Изменить размер шрифта - +
Белая изгородь сменила грубо сколоченный забор, отделявший дом от пустыни. Постепенно появились первые ростки культуры: комья красноватой земли, кучи хвороста, голая пашня и груды камней исчезли, уступив место светло-зеленому ковру, который представлялся оазисом среди рыжевато-коричневого дикого овса на склонах холмов. Только воды не было в этом раю; для его орошения приходилось доставлять воду из горного котлована, а это обходилось очень дорого, да и там ее было недостаточно. Поэтому Малрэди решил вырыть на солнечном склоне холма около дома артезианский колодец. Однако это вызвало серьезные разговоры и возражения со стороны его патрона. Дон Рамон строго заявил, что шутки с недрами земли являются не только оскорблением природы, но и нарушением законных прав соседей.

— Я и мои предки, — да упокоит Сан-Диего их души! — сказал дон Рамон, осеняя себя крестом, — довольствовались колодцами и водоемами, которые небо наполняло в определенные времена года; даже бессловесный скот умел находить воду, когда она была ему нужна. Но ты говоришь правду, — добавил он со вздохом, — все это было до того, как дьявольские машины засорили ручьи и дождевые воды и отравили их своей пеной. Ступай, друг Малрэди, рой, если хочешь, но только тихо и осторожно, без нечестивых землетрясений от дьявольского пороха.

Получив согласие, Элвин Малрэди принялся рыть свой первый артезианский колодец. Но работа, без помощи пара и пороха, двигалась медленно. Тем временем огород не страдал, так как Малрэди нанял двух китайцев ухаживать за землей, а сам занимался рытьем колодца. Это пустяковое событие составило целую эпоху в общественном положении семьи. Миссис Малрэди сразу стала держать себя надменно перед соседями. Она говорила о «рабочих» своего мужа, называла рытье колодца «предприятием» и протестовала против грубоватой, отличающей пограничные нравы, фамильярности клиентов с хорошенькой Мэри Малрэди, своей семнадцатилетней дочерью. Простодушный Элвин Малрэди с удивлением наблюдал внезапный рост зародыша, который живет в любой женской натуре и расцветает при малейшем проблеске благосостояния.

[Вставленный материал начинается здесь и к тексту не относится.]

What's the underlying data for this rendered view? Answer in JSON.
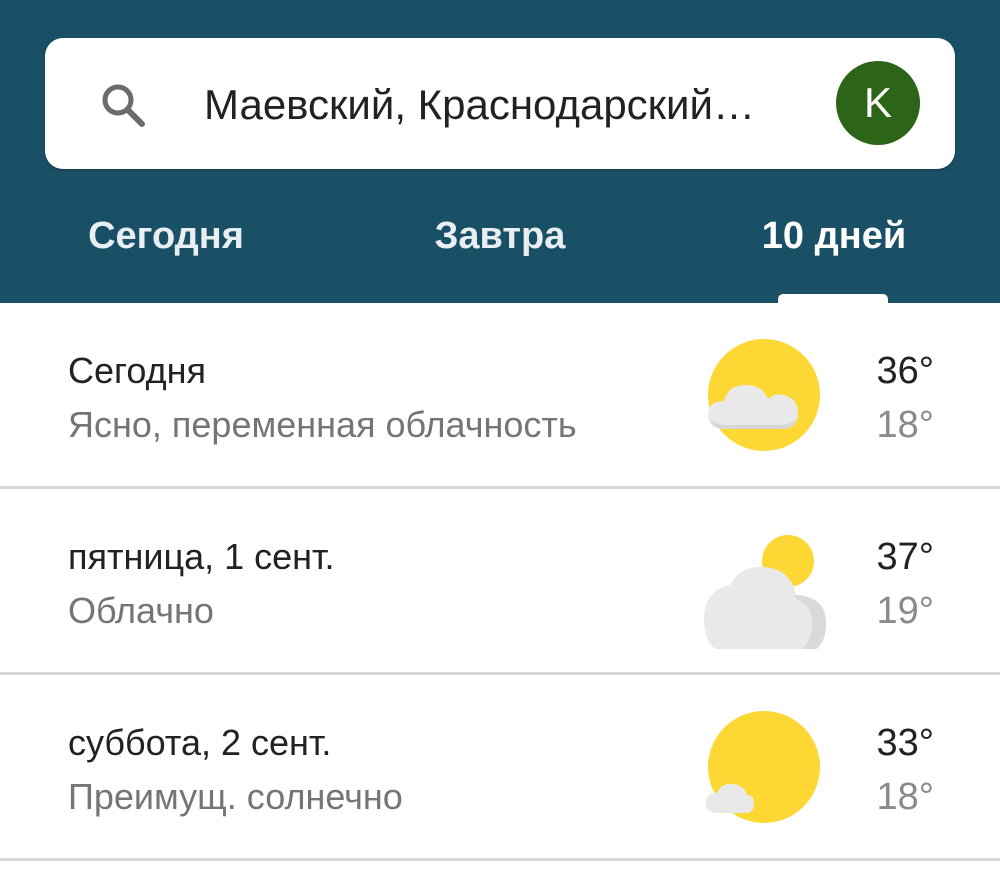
{
  "search": {
    "location": "Маевский, Краснодарский…",
    "avatar_letter": "K"
  },
  "tabs": [
    {
      "label": "Сегодня",
      "active": false
    },
    {
      "label": "Завтра",
      "active": false
    },
    {
      "label": "10 дней",
      "active": true
    }
  ],
  "forecast": [
    {
      "day": "Сегодня",
      "condition": "Ясно, переменная облачность",
      "high": "36°",
      "low": "18°",
      "icon": "partly-cloudy-icon"
    },
    {
      "day": "пятница, 1 сент.",
      "condition": "Облачно",
      "high": "37°",
      "low": "19°",
      "icon": "cloudy-icon"
    },
    {
      "day": "суббота, 2 сент.",
      "condition": "Преимущ. солнечно",
      "high": "33°",
      "low": "18°",
      "icon": "mostly-sunny-icon"
    }
  ],
  "colors": {
    "header": "#1a5066",
    "avatar": "#2c6418",
    "sun": "#fdd835",
    "cloud": "#eeeeee"
  }
}
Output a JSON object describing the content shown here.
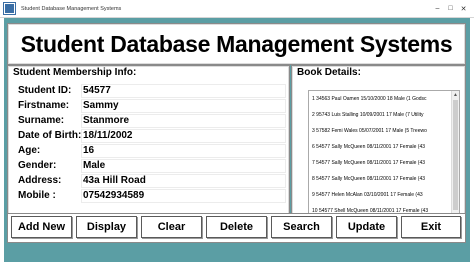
{
  "window": {
    "title": "Student Database Management Systems",
    "icons": {
      "app": "app-icon",
      "minimize": "minimize-icon",
      "maximize": "maximize-icon",
      "close": "close-icon"
    }
  },
  "header": {
    "title": "Student Database Management Systems"
  },
  "membership": {
    "label": "Student Membership Info:",
    "fields": [
      {
        "label": "Student ID:",
        "value": "54577"
      },
      {
        "label": "Firstname:",
        "value": "Sammy"
      },
      {
        "label": "Surname:",
        "value": "Stanmore"
      },
      {
        "label": "Date of Birth:",
        "value": "18/11/2002"
      },
      {
        "label": "Age:",
        "value": "16"
      },
      {
        "label": "Gender:",
        "value": "Male"
      },
      {
        "label": "Address:",
        "value": "43a Hill Road"
      },
      {
        "label": "Mobile :",
        "value": "07542934589"
      }
    ]
  },
  "book_details": {
    "label": "Book Details:",
    "items": [
      "1 34563 Paul Oamen 15/10/2000 18 Male (1 Godsc",
      "2 95743 Luis Stalling 10/09/2001 17 Male (7 Utility",
      "3 57582 Femi Wales 05/07/2001 17 Male (5 Treewo",
      "6 54577 Sally McQueen 08/11/2001 17 Female (43",
      "7 54577 Sally McQueen 08/11/2001 17 Female (43",
      "8 54577 Sally McQueen 08/11/2001 17 Female (43",
      "9 54577 Helen McAlan 03/10/2001 17 Female (43",
      "10 54577 Shell McQueen 08/11/2001 17 Female (43"
    ]
  },
  "buttons": {
    "add_new": "Add New",
    "display": "Display",
    "clear": "Clear",
    "delete": "Delete",
    "search": "Search",
    "update": "Update",
    "exit": "Exit"
  },
  "colors": {
    "app_background": "#5b9ea4",
    "panel": "#ffffff"
  }
}
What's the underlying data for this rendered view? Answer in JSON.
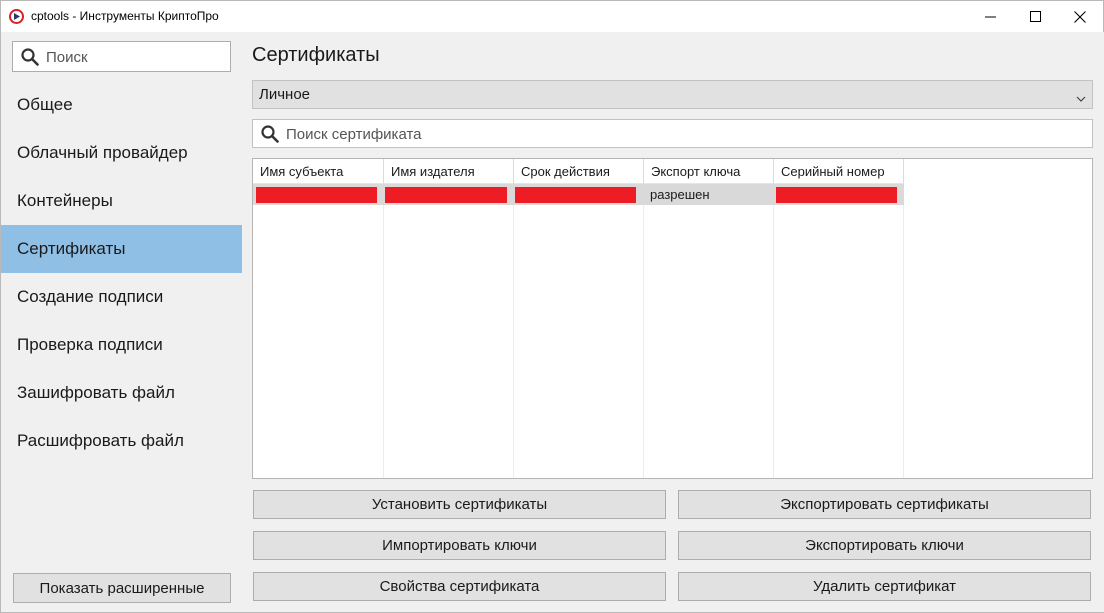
{
  "window": {
    "title": "cptools - Инструменты КриптоПро"
  },
  "sidebar": {
    "search_placeholder": "Поиск",
    "items": [
      {
        "label": "Общее"
      },
      {
        "label": "Облачный провайдер"
      },
      {
        "label": "Контейнеры"
      },
      {
        "label": "Сертификаты",
        "active": true
      },
      {
        "label": "Создание подписи"
      },
      {
        "label": "Проверка подписи"
      },
      {
        "label": "Зашифровать файл"
      },
      {
        "label": "Расшифровать файл"
      }
    ],
    "show_advanced_label": "Показать расширенные",
    "active_color": "#90bfe6"
  },
  "main": {
    "title": "Сертификаты",
    "store_select": {
      "value": "Личное"
    },
    "cert_search_placeholder": "Поиск сертификата",
    "table": {
      "columns": [
        "Имя субъекта",
        "Имя издателя",
        "Срок действия",
        "Экспорт ключа",
        "Серийный номер"
      ],
      "rows": [
        {
          "subject": "",
          "issuer": "",
          "validity": "",
          "key_export": "разрешен",
          "serial": ""
        }
      ],
      "redaction_color": "#ee1c24"
    },
    "buttons": {
      "install_certs": "Установить сертификаты",
      "export_certs": "Экспортировать сертификаты",
      "import_keys": "Импортировать ключи",
      "export_keys": "Экспортировать ключи",
      "cert_properties": "Свойства сертификата",
      "delete_cert": "Удалить сертификат"
    }
  }
}
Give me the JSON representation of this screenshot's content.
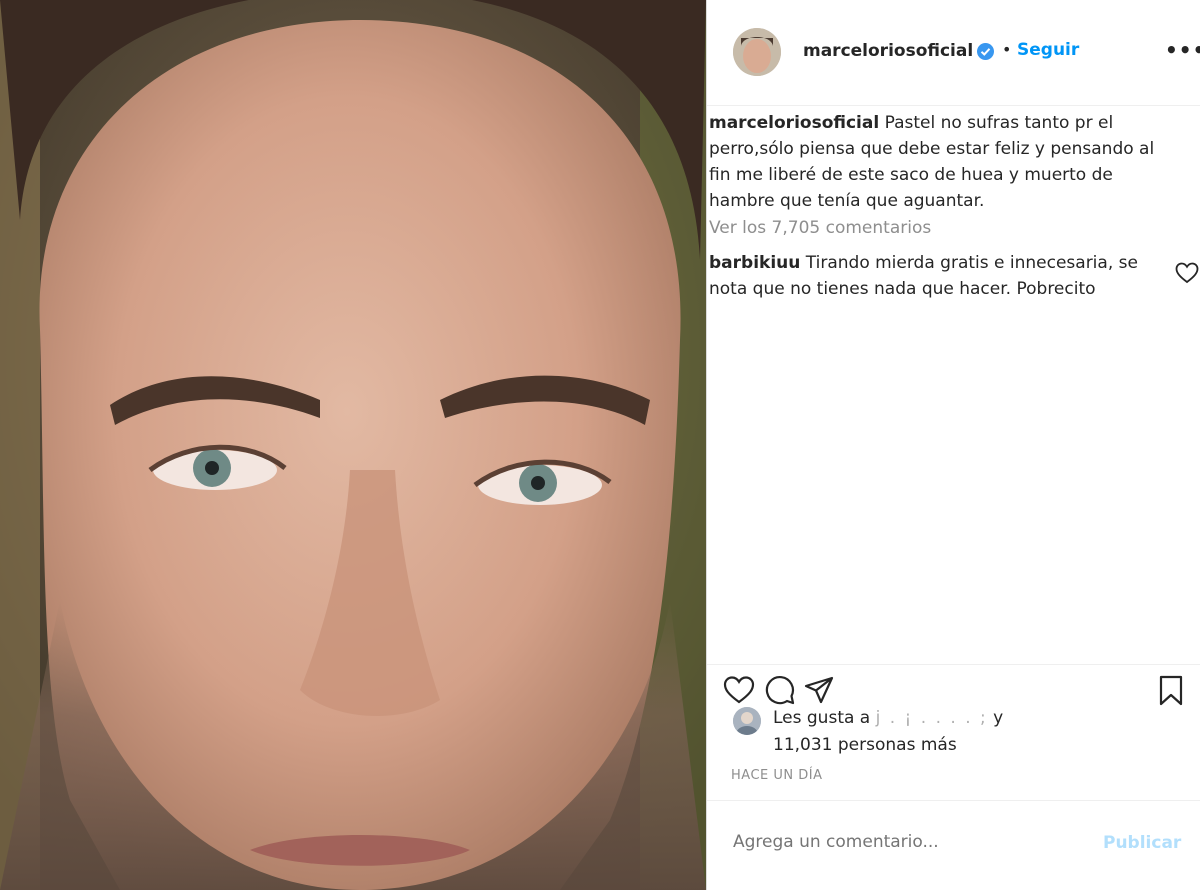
{
  "post": {
    "image_subject": "",
    "author": "marceloriosoficial",
    "verified": true,
    "follow_label": "Seguir",
    "separator": "•",
    "more_label": "•••"
  },
  "caption": {
    "user": "marceloriosoficial",
    "text": "Pastel no sufras tanto pr el perro,sólo piensa que debe estar feliz y pensando al fin me liberé de este saco de huea y muerto de hambre que tenía que aguantar."
  },
  "view_comments": "Ver los 7,705 comentarios",
  "comments": [
    {
      "user": "barbikiuu",
      "text": "Tirando mierda gratis e innecesaria, se nota que no tienes nada que hacer. Pobrecito"
    }
  ],
  "likes": {
    "prefix": "Les gusta a",
    "names_redacted": "j . ¡ . . . . ;",
    "connector": "y",
    "count_text": "11,031 personas más"
  },
  "timestamp": "HACE UN DÍA",
  "comment_box": {
    "placeholder": "Agrega un comentario...",
    "publish_label": "Publicar"
  },
  "colors": {
    "accent": "#0095f6",
    "publish_disabled": "#b2dffc",
    "muted": "#8e8e8e",
    "text": "#262626",
    "verified": "#3897f0"
  },
  "icons": {
    "like": "heart-icon",
    "comment": "comment-bubble-icon",
    "share": "paper-plane-icon",
    "save": "bookmark-icon",
    "verified": "verified-badge-icon",
    "comment_like": "heart-icon"
  }
}
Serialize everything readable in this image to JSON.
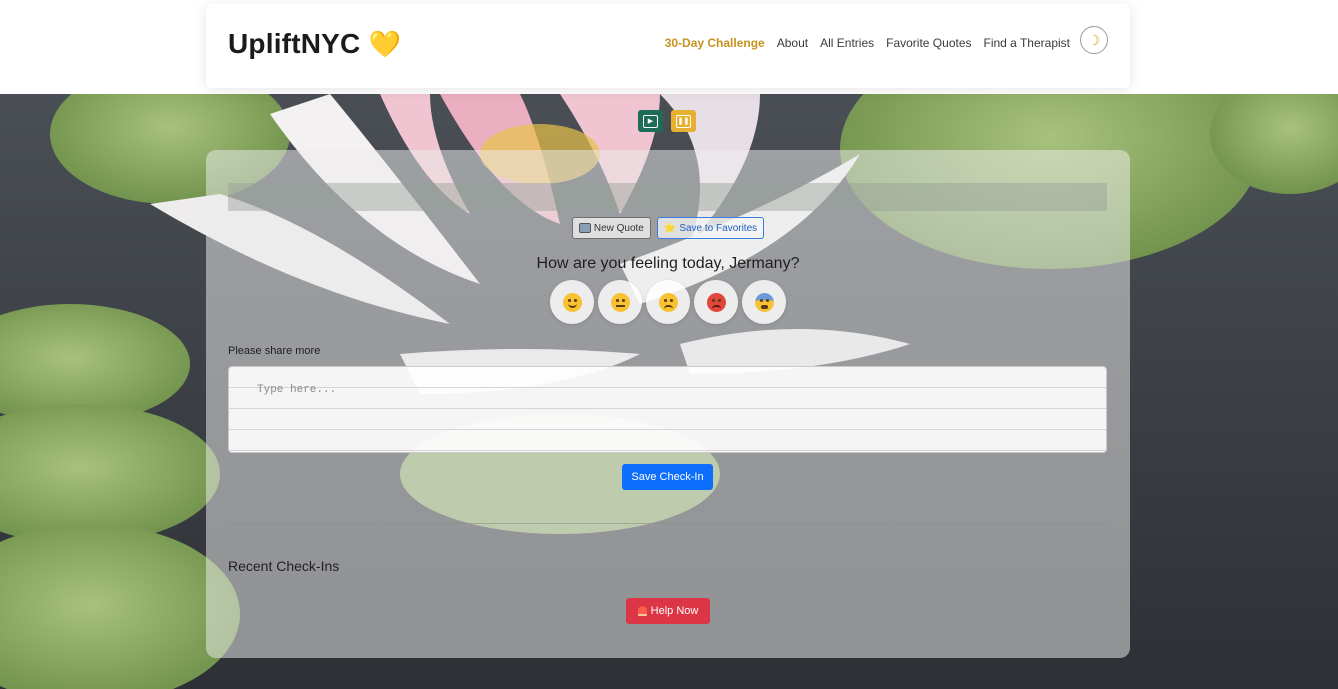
{
  "header": {
    "brand": "UpliftNYC",
    "brand_icon": "yellow-heart-icon",
    "nav": [
      {
        "label": "30-Day Challenge",
        "active": true
      },
      {
        "label": "About"
      },
      {
        "label": "All Entries"
      },
      {
        "label": "Favorite Quotes"
      },
      {
        "label": "Find a Therapist"
      }
    ],
    "theme_toggle_icon": "moon-icon"
  },
  "audio": {
    "play_icon": "play-icon",
    "pause_icon": "pause-icon"
  },
  "quote": {
    "text": "",
    "new_quote_label": "New Quote",
    "save_favorite_label": "Save to Favorites"
  },
  "checkin": {
    "prompt": "How are you feeling today, Jermany?",
    "moods": [
      "happy",
      "neutral",
      "sad",
      "angry",
      "anxious"
    ],
    "share_label": "Please share more",
    "placeholder": "Type here...",
    "save_label": "Save Check-In"
  },
  "recent": {
    "title": "Recent Check-Ins",
    "help_label": "Help Now"
  },
  "colors": {
    "accent_active_nav": "#c8921e",
    "primary": "#0d6efd",
    "danger": "#dc3545",
    "play_button": "#1e6b57",
    "pause_button": "#e8b030"
  }
}
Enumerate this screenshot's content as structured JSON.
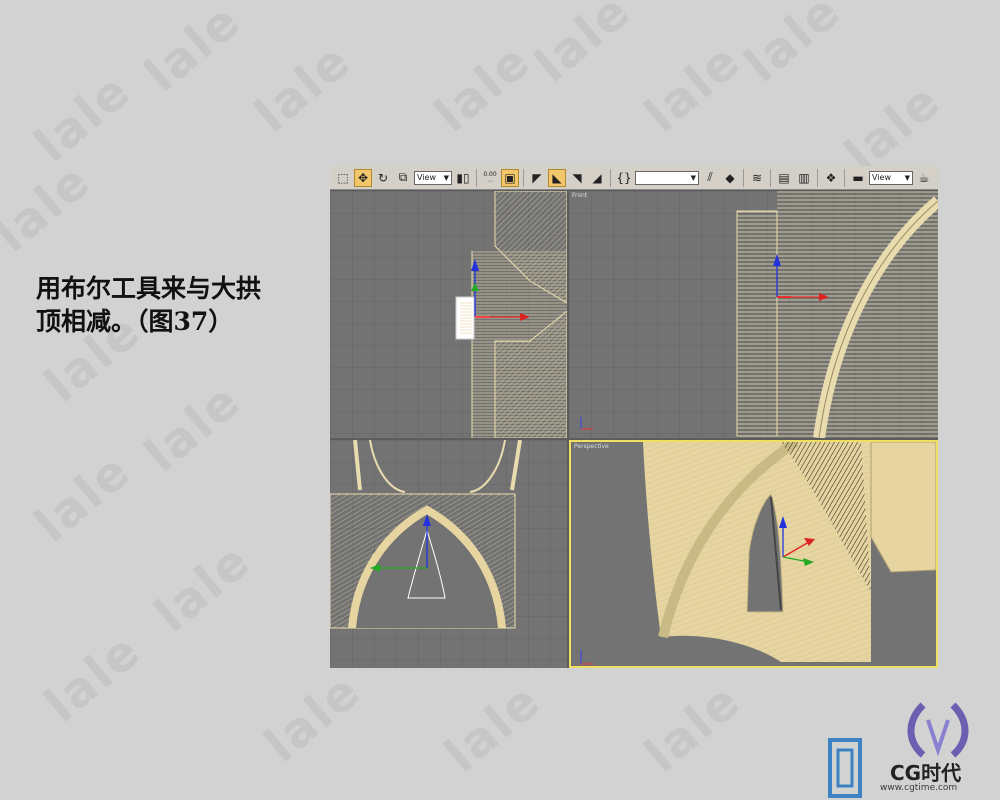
{
  "watermark": "lale",
  "caption": {
    "line1": "用布尔工具来与大拱",
    "line2": "顶相减。（图37）"
  },
  "toolbar": {
    "view_select_1": "View",
    "view_select_2": "View",
    "snap_value": "0.00",
    "named_selection": ""
  },
  "viewports": {
    "front_label": "Front",
    "perspective_label": "Perspective"
  },
  "logo": {
    "brand": "CG时代",
    "url": "www.cgtime.com"
  },
  "colors": {
    "background": "#d2d2d2",
    "viewport_bg": "#737373",
    "wire": "#e8dcae",
    "solid": "#e6d4a1",
    "active_border": "#f0e060",
    "toolbar": "#d4d0c8"
  }
}
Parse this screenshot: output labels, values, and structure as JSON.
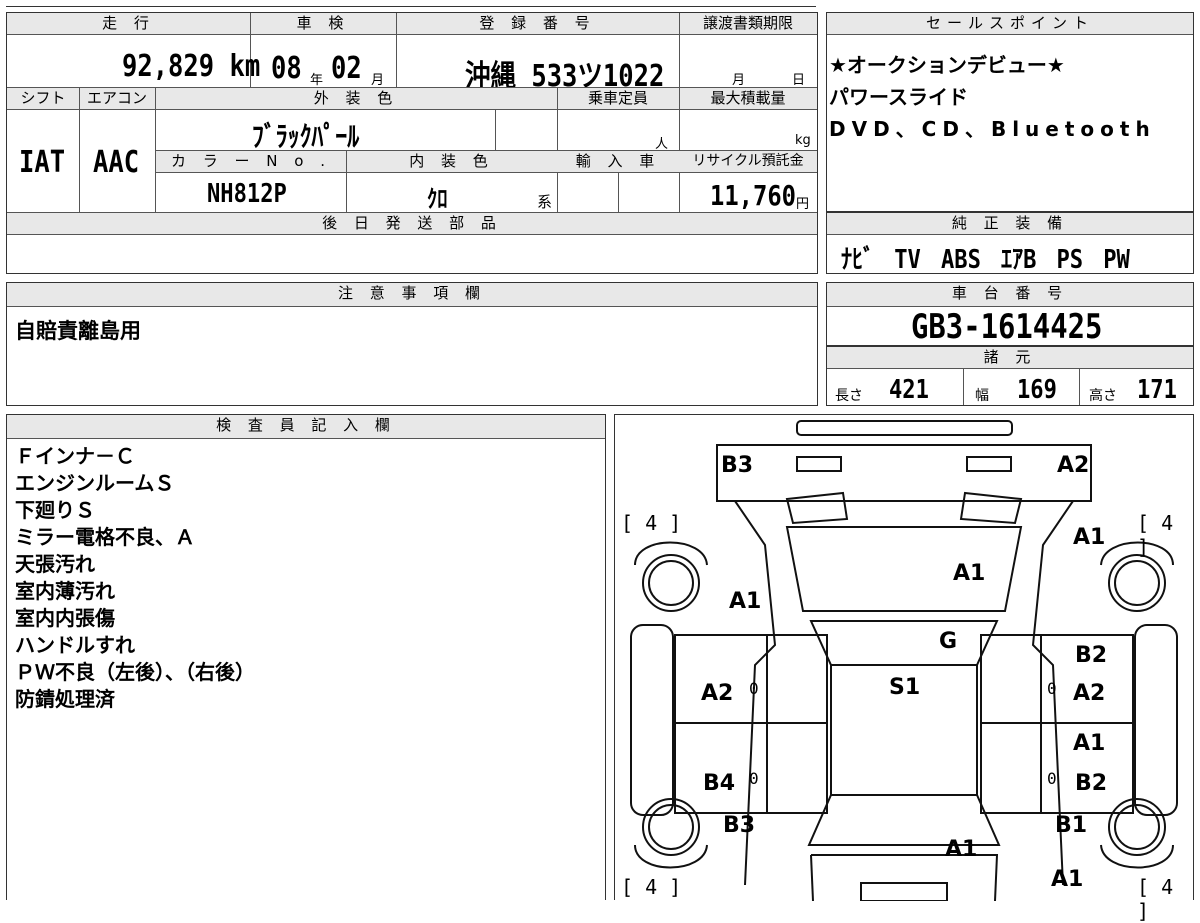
{
  "top_grid": {
    "labels": {
      "mileage": "走 行",
      "inspection": "車 検",
      "registration": "登 録 番 号",
      "transfer_deadline": "譲渡書類期限",
      "shift": "シフト",
      "aircon": "エアコン",
      "exterior_color": "外 装 色",
      "capacity": "乗車定員",
      "max_load": "最大積載量",
      "color_no": "カ ラ ー N o .",
      "interior_color": "内 装 色",
      "import": "輸 入 車",
      "recycle_fee": "リサイクル預託金",
      "later_parts": "後 日 発 送 部 品"
    },
    "mileage_value": "92,829 km",
    "inspection_year": "08",
    "inspection_year_unit": "年",
    "inspection_month": "02",
    "inspection_month_unit": "月",
    "registration_number": "沖縄 533ツ1022",
    "deadline_month_unit": "月",
    "deadline_day_unit": "日",
    "shift_value": "IAT",
    "aircon_value": "AAC",
    "exterior_color_value": "ﾌﾞﾗｯｸﾊﾟｰﾙ",
    "capacity_unit": "人",
    "max_load_unit": "kg",
    "color_no_value": "NH812P",
    "interior_color_value": "ｸﾛ",
    "interior_color_unit": "系",
    "recycle_fee_value": "11,760",
    "recycle_fee_unit": "円"
  },
  "sales_points": {
    "header": "セールスポイント",
    "lines": [
      "★オークションデビュー★",
      "パワースライド",
      "DVD、CD、Bluetooth"
    ]
  },
  "genuine_equipment": {
    "header": "純 正 装 備",
    "value": "ﾅﾋﾞ TV ABS ｴｱB PS PW"
  },
  "notes": {
    "header": "注 意 事 項 欄",
    "value": "自賠責離島用"
  },
  "chassis": {
    "header": "車 台 番 号",
    "value": "GB3-1614425"
  },
  "specs": {
    "header": "諸 元",
    "length_label": "長さ",
    "length_value": "421",
    "width_label": "幅",
    "width_value": "169",
    "height_label": "高さ",
    "height_value": "171"
  },
  "inspector": {
    "header": "検 査 員 記 入 欄",
    "lines": [
      "Ｆインナ－Ｃ",
      "エンジンルームＳ",
      "下廻りＳ",
      "ミラー電格不良、Ａ",
      "天張汚れ",
      "室内薄汚れ",
      "室内内張傷",
      "ハンドルすれ",
      "ＰＷ不良（左後）、（右後）",
      "防錆処理済"
    ]
  },
  "diagram": {
    "tire_brackets": [
      "[ 4 ]",
      "[ 4 ]",
      "[ 4 ]",
      "[ 4 ]"
    ],
    "marks": {
      "front_left": "B3",
      "front_right": "A2",
      "fender_right": "A1",
      "hood": "A1",
      "fender_left": "A1",
      "glass": "G",
      "front_door_right_top": "B2",
      "roof": "S1",
      "front_door_left": "A2",
      "front_door_right": "A2",
      "rear_door_right_top": "A1",
      "rear_door_left": "B4",
      "rear_door_right": "B2",
      "rear_left": "B3",
      "rear_right": "B1",
      "trunk": "A1",
      "rear_bumper_right": "A1",
      "zero_1": "0",
      "zero_2": "0",
      "zero_3": "0",
      "zero_4": "0"
    }
  }
}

— Послушай-ка, Мальвина, чего это ты так важничаешь с молодцами, которые хотят поухаживать за Мэми? Точно она им уж и не пара, а?

— Уж не хочешь ли ты сказать, Элвин Малрэди, — с неожиданной строгостью возразила миссис Малрэди, — что собираешься выдать свою дочь за простого рудокопа, или ты думаешь, что я позволю ей выйти за человека не из нашего общества?

— Из нашего общества? — тихо повторил Малрэди, замигав от удивления, а затем перевел взгляд на своего веснушчатого сына и двух китайцев, работавших на грядах капусты.

— Ты прекрасно понимаешь, о чем я говорю, — резко заявила миссис Малрэди, — из общества, в котором мы вращаемся. Семья Альварадо и их друзья! Разве старый дон не заходит к нам каждый день? А сын его по возрасту разве не подходит для Мэми? И разве это не первая семья в округе — все равно что аристократы? Нет, предоставь Мэми мне и занимайся своим колодцем; еще не родился такой мужчина, который что-нибудь понимал бы в этих делах или знал бы свои обязанности перед семьей.

Малрэди, как и большинство мужчин (ум у них шире, а практические возможности меньше), охотно согласился с последним замечанием, которое отдавало мелочи жизни целиком в женские руки, и отправился к колодцу на склоне холма. Но в течение дня его не покидали смущение и тревога. Он был преданным мужем и обрадовался этому доказательству неожиданной предусмотрительности своей жены, хотя, подобно всем мужьям, был несколько озадачен. Он старался не вспоминать ее слова. Но, глядя вниз с холма на свою небольшую усадьбу, которая постепенно росла и процветала под его руководством, он поймал себя на том, что его преследуют честолюбивые мечты его супруги.